Pelosi, who also commented on the killing of Kathryn Steinle in San Francisco last week by a gun, said it was essential for Congress to take a vote on the Brady background check bill. The bill, H.R. 1217, would amend the Brady Handgun Violence Prevention Act.t

“What we need is for this entire Congress to say 'we are Charleston' but we cannot allow people to say it unless it is accompanied with 'we are Charleston and we will give you a vote on a Brady background check bill’,” Pelosi said.
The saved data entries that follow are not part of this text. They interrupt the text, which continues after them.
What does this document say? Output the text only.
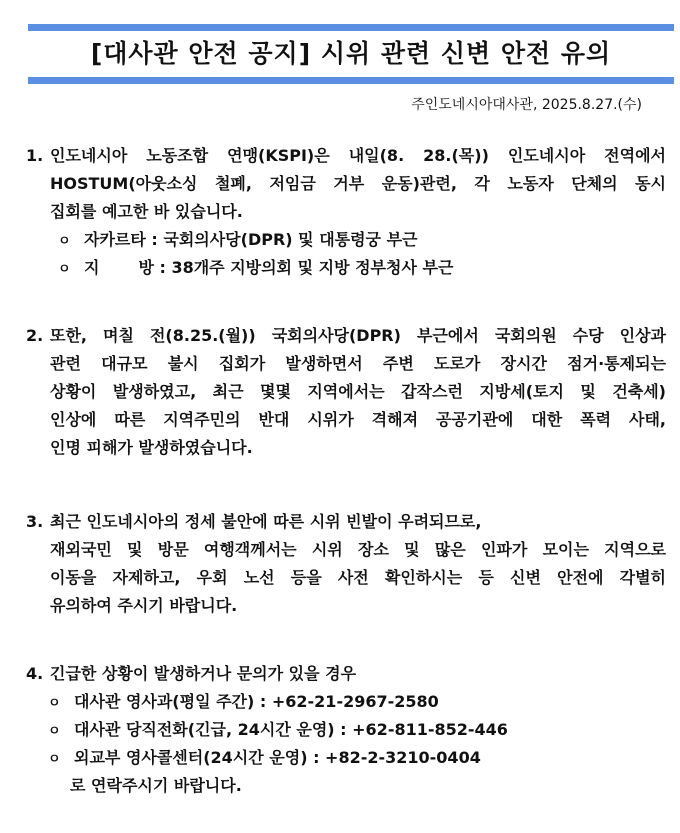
[대사관 안전 공지] 시위 관련 신변 안전 유의
주인도네시아대사관, 2025.8.27.(수)
1. 인도네시아 노동조합 연맹(KSPI)은 내일(8. 28.(목)) 인도네시아 전역에서
HOSTUM(아웃소싱 철폐, 저임금 거부 운동)관련, 각 노동자 단체의 동시
집회를 예고한 바 있습니다.
ㅇ 자카르타 : 국회의사당(DPR) 및 대통령궁 부근
ㅇ 지       방 : 38개주 지방의회 및 지방 정부청사 부근
2. 또한, 며칠 전(8.25.(월)) 국회의사당(DPR) 부근에서 국회의원 수당 인상과
관련 대규모 불시 집회가 발생하면서 주변 도로가 장시간 점거·통제되는
상황이 발생하였고, 최근 몇몇 지역에서는 갑작스런 지방세(토지 및 건축세)
인상에 따른 지역주민의 반대 시위가 격해져 공공기관에 대한 폭력 사태,
인명 피해가 발생하였습니다.
3. 최근 인도네시아의 정세 불안에 따른 시위 빈발이 우려되므로,
재외국민 및 방문 여행객께서는 시위 장소 및 많은 인파가 모이는 지역으로
이동을 자제하고, 우회 노선 등을 사전 확인하시는 등 신변 안전에 각별히
유의하여 주시기 바랍니다.
4. 긴급한 상황이 발생하거나 문의가 있을 경우
ㅇ 대사관 영사과(평일 주간) : +62-21-2967-2580
ㅇ 대사관 당직전화(긴급, 24시간 운영) : +62-811-852-446
ㅇ 외교부 영사콜센터(24시간 운영) : +82-2-3210-0404
로 연락주시기 바랍니다.
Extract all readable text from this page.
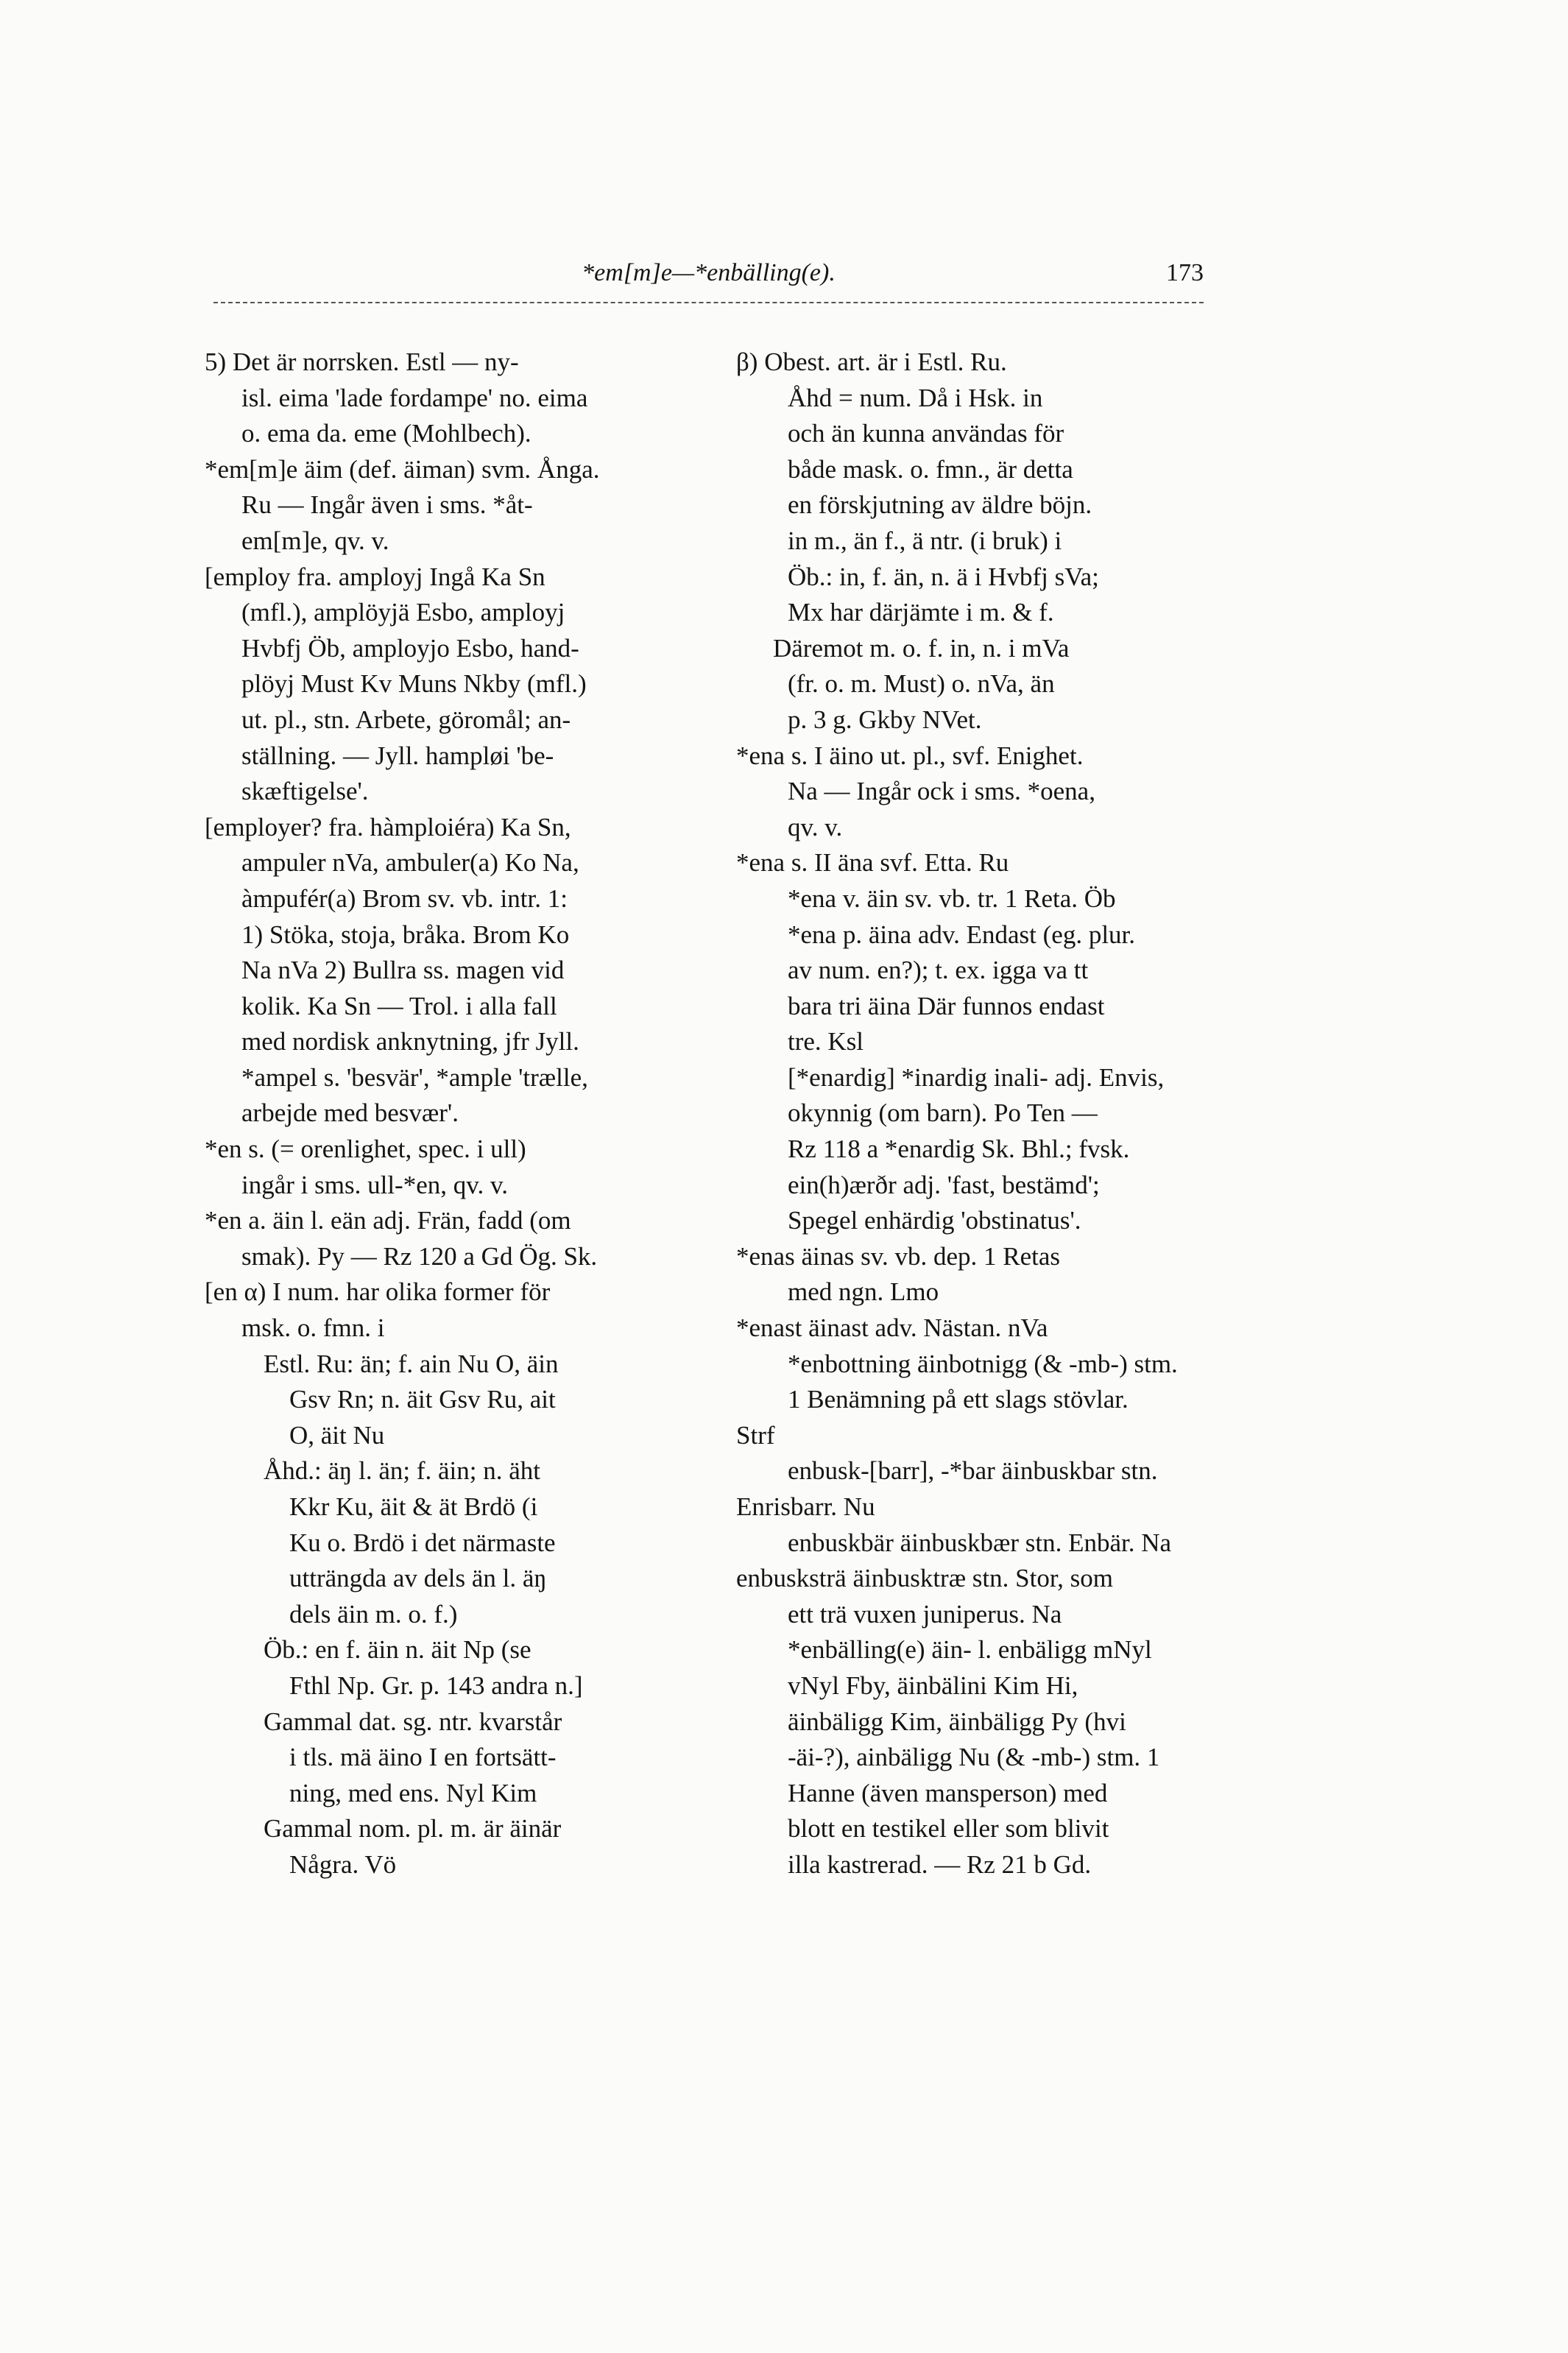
*em[m]e—*enbälling(e).	173
5) Det är norrsken. Estl — ny-
isl. eima 'lade fordampe' no. eima
o. ema da. eme (Mohlbech).
*em[m]e äim (def. äiman) svm. Ånga.
Ru — Ingår även i sms. *åt-
em[m]e, qv. v.
[employ fra. amployj Ingå Ka Sn
(mfl.), amplöyjä Esbo, amployj
Hvbfj Öb, amployjo Esbo, hand-
plöyj Must Kv Muns Nkby (mfl.)
ut. pl., stn. Arbete, göromål; an-
ställning. — Jyll. hampløi 'be-
skæftigelse'.
[employer? fra. hàmploiéra) Ka Sn,
ampuler nVa, ambuler(a) Ko Na,
àmpufér(a) Brom sv. vb. intr. 1:
1) Stöka, stoja, bråka. Brom Ko
Na nVa 2) Bullra ss. magen vid
kolik. Ka Sn — Trol. i alla fall
med nordisk anknytning, jfr Jyll.
*ampel s. 'besvär', *ample 'trælle,
arbejde med besvær'.
*en s. (= orenlighet, spec. i ull)
ingår i sms. ull-*en, qv. v.
*en a. äin l. eän adj. Frän, fadd (om
smak). Py — Rz 120 a Gd Ög. Sk.
[en α) I num. har olika former för
msk. o. fmn. i
Estl. Ru: än; f. ain Nu O, äin
Gsv Rn; n. äit Gsv Ru, ait
O, äit Nu
Åhd.: äŋ l. än; f. äin; n. äht
Kkr Ku, äit & ät Brdö (i
Ku o. Brdö i det närmaste
utträngda av dels än l. äŋ
dels äin m. o. f.)
Öb.: en f. äin n. äit Np (se
Fthl Np. Gr. p. 143 andra n.]
Gammal dat. sg. ntr. kvarstår
i tls. mä äino I en fortsätt-
ning, med ens. Nyl Kim
Gammal nom. pl. m. är äinär
Några. Vö
β) Obest. art. är i Estl. Ru.
Åhd = num. Då i Hsk. in
och än kunna användas för
både mask. o. fmn., är detta
en förskjutning av äldre böjn.
in m., än f., ä ntr. (i bruk) i
Öb.: in, f. än, n. ä i Hvbfj sVa;
Mx har därjämte i m. & f.
Däremot m. o. f. in, n. i mVa
(fr. o. m. Must) o. nVa, än
p. 3 g. Gkby NVet.
*ena s. I äino ut. pl., svf. Enighet.
Na — Ingår ock i sms. *oena,
qv. v.
*ena s. II äna svf. Etta. Ru
*ena v. äin sv. vb. tr. 1 Reta. Öb
*ena p. äina adv. Endast (eg. plur.
av num. en?); t. ex. igga va tt
bara tri äina Där funnos endast
tre. Ksl
[*enardig] *inardig inali- adj. Envis,
okynnig (om barn). Po Ten —
Rz 118 a *enardig Sk. Bhl.; fvsk.
ein(h)ærðr adj. 'fast, bestämd';
Spegel enhärdig 'obstinatus'.
*enas äinas sv. vb. dep. 1 Retas
med ngn. Lmo
*enast äinast adv. Nästan. nVa
*enbottning äinbotnigg (& -mb-) stm.
1 Benämning på ett slags stövlar.
Strf
enbusk-[barr], -*bar äinbuskbar stn.
Enrisbarr. Nu
enbuskbär äinbuskbær stn. Enbär. Na
enbusksträ äinbusktræ stn. Stor, som
ett trä vuxen juniperus. Na
*enbälling(e) äin- l. enbäligg mNyl
vNyl Fby, äinbälini Kim Hi,
äinbäligg Kim, äinbäligg Py (hvi
-äi-?), ainbäligg Nu (& -mb-) stm. 1
Hanne (även mansperson) med
blott en testikel eller som blivit
illa kastrerad. — Rz 21 b Gd.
Related: With Washington Stymied, It's Up to the States to Pass Gun Reform

President Barack Obama has previously expressed frustration over the stymied status of federal gun control reform and called for stricter controls and congressional action after similar tragedies in such places as Aurora, Colorado, and Newtown, Connecticut.

"Every country has violent, hateful or mentally unstable people. What's different is not every country is awash with easily accessible guns," the president told a gathering last month at the U.S. Conference of Mayors in San Francisco. "So I refuse to act as if this is the new normal or to pretend that it's simply sufficient to grieve, and that any mention of doing something to stop it is somehow politicizing the problem."

However, legislative action has fallen short.

Policy experts say that despite the president's pointed remarks about gun violence in the wake of the Charleston church shooting, it is unlikely that Washington will revisit the issue.

"I don't expect we will see new federal laws passed in the near future despite broad public support for gun safety laws," Daniel Webster, director of the Johns Hopkins Center for Gun Policy and Research told NBC.